At the televised Vice-Presidential debate last week with Kamala Harris, Mike Pence spectacularly ignored the fly that came to rest very publicly on his head. This act of wilful ignorance crowned Pence’s role at the side of Donald Trump as ‘the man who pretended not to notice‘.

Mike Pence and flyThe kinds of things Pence has not noticed recently include the deaths of over 200,000 US citizens from Coronavirus, the detention and isolation of children at the Mexican border, raging wildfires consuming parts of the country as a result of global warming, and the promotion of white nationalist terrorism by his overseer, Donald Trump – Pharaoh and President of the United States of America. And now, in an epic fit of solipsism, Pence decided that perhaps if he ignored the fly, millions of others, watching on TV, would also ignore it and solike the fires, the detained children and coronavirus patientsthe fly would become a non-issue.

With respect to global warming, his attempt to ignore the fly stands in for his ignoring nature generally. But anyway, who cares about this fly?

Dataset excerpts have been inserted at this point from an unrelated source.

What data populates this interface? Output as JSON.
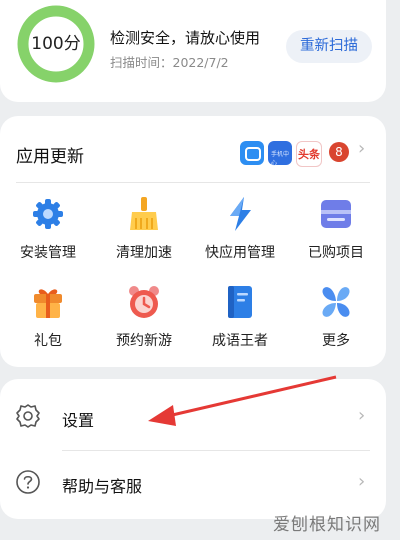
{
  "scan": {
    "score": "100分",
    "title": "检测安全，请放心使用",
    "time": "扫描时间：2022/7/2",
    "rescan_label": "重新扫描",
    "ring_color": "#86d26a"
  },
  "app_update": {
    "title": "应用更新",
    "mini_icons": [
      "",
      "手机中心",
      "头条"
    ],
    "badge": "8",
    "items": [
      {
        "label": "安装管理",
        "icon": "gear-icon"
      },
      {
        "label": "清理加速",
        "icon": "broom-icon"
      },
      {
        "label": "快应用管理",
        "icon": "lightning-icon"
      },
      {
        "label": "已购项目",
        "icon": "purchased-icon"
      },
      {
        "label": "礼包",
        "icon": "gift-icon"
      },
      {
        "label": "预约新游",
        "icon": "alarm-clock-icon"
      },
      {
        "label": "成语王者",
        "icon": "book-icon"
      },
      {
        "label": "更多",
        "icon": "more-icon"
      }
    ]
  },
  "settings": {
    "settings_label": "设置",
    "help_label": "帮助与客服"
  },
  "watermark": "爱刨根知识网",
  "colors": {
    "accent": "#2c6ad8",
    "arrow": "#e53935",
    "badge": "#d9452f"
  }
}
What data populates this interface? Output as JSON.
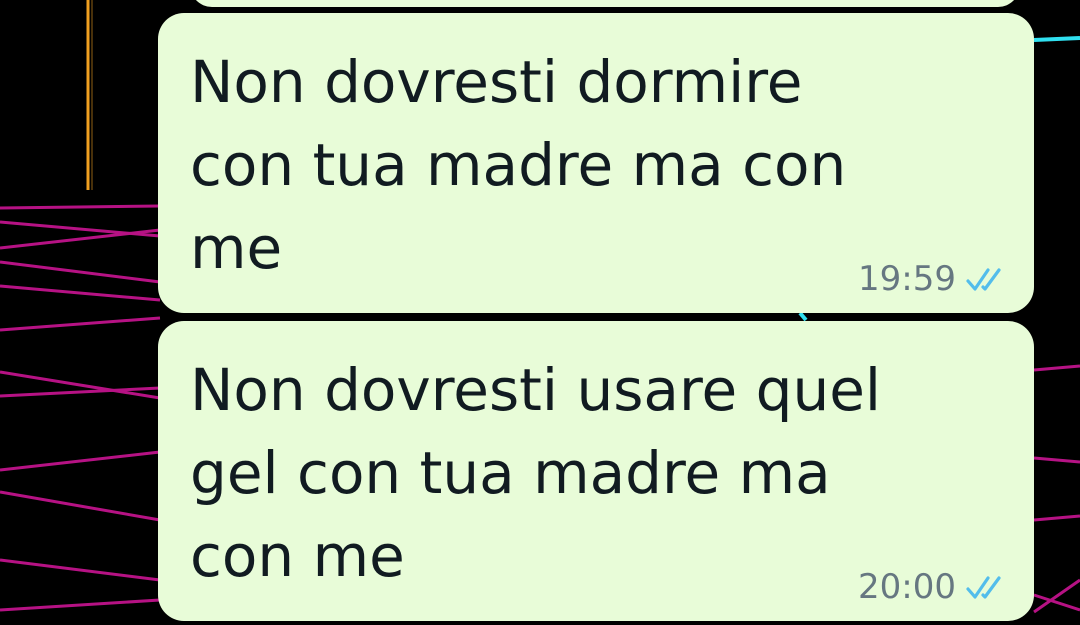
{
  "colors": {
    "bubble_background": "#e8fcd8",
    "message_text": "#111b21",
    "timestamp_text": "#667781",
    "read_ticks": "#53bdeb",
    "wallpaper_background": "#000000",
    "wallpaper_grid_magenta": "#c0148c",
    "wallpaper_orange_line": "#f0a020",
    "wallpaper_cyan_line": "#30e0f0"
  },
  "messages": [
    {
      "text": "Non dovresti dormire\ncon tua madre ma con\nme",
      "time": "19:59",
      "status_icon": "double-check-read-icon"
    },
    {
      "text": "Non dovresti usare quel\ngel con tua madre ma\ncon me",
      "time": "20:00",
      "status_icon": "double-check-read-icon"
    }
  ]
}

Well, Blake did.

“How do you know but every bird that cuts the airy way, is an immense world of delight, closed by your senses five?”

In Blake’s ‘four-fold vision’, we do not see with the senses but through them.  

I assert, for myself, that I do not behold the outward creation, and that to me it is hindrance and not action. “What!” it will be questioned, “when the sun rises, do you not see a round disc of fire somewhat like a guinea?” Oh! no, no! I see an innumerable company of the heavenly host crying “Holy, holy, holy is the Lord God Almighty!” I question not my corporeal eye any more than I would question a window concerning a sight. I look through it, and not with it.
Blake, A Vision of the Last Judgment, c. 1810.     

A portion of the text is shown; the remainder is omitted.